30 октября 1961 года испытали «Царь-бомбу»

It is common knowledge that the Tsar Cannon was never fired, and the Tsar Bell was never rung. Tested on October 30, 1961, the Tsar Bomba is listed among the Tsar items by right: it is larger than any other bomb on the planet, and it was never used by the army.

Khrushchev found it useful to demonstrate the power of the USSR at a new turn of the Cold War and in the lead-up to the brewing Cuban Missile Crisis. He threatened the imperialists with a 100-megaton bomb, but faced opposition from aircraft designers: it was too heavy for the Tupolev Tu-95. As a result, the world's largest hydrogen bomb had a blast yield of 58 megatons – enough to reduce a rock to dust and scorch any flourishing country until it is nothing but a desert.

Insiders jokingly called the bomb “Kuzka's Mother,” in reference to the Russian saying, and they were wrong: if anything, it was Kuzka's father because its code name was Ivan.
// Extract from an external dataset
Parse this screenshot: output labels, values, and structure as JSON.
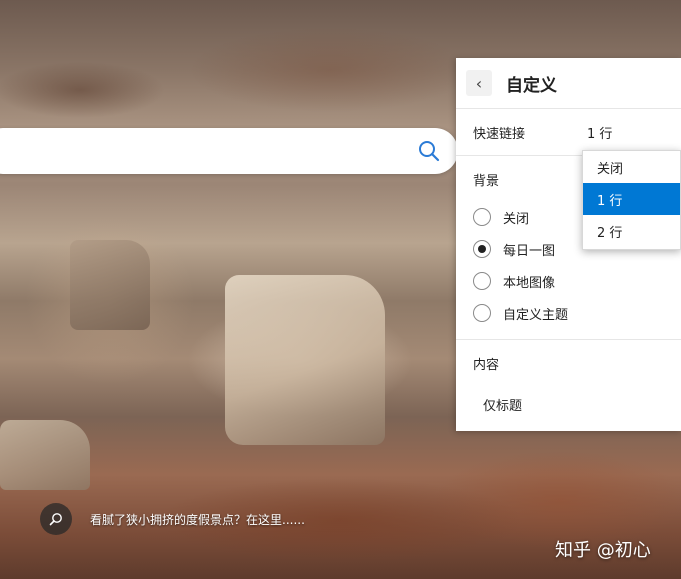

The plane, piloted by Major Andrey Durnovtsev, headed for Novaya Zemlya and dropped the bomb over a nuclear test site. It detonated at the height of 4,500 meters. The mushroom cloud was more than sixty kilometers high, witnesses could feel the impact at a distance of a thousand kilometers, and the seismic wave generated by the explosion, circled the globe three times. So Nikita Khrushchev was almost accurate when he jokingly explained that the decrease in bomb's explosive capacity was motivated by fear for the windowpanes in Moscow.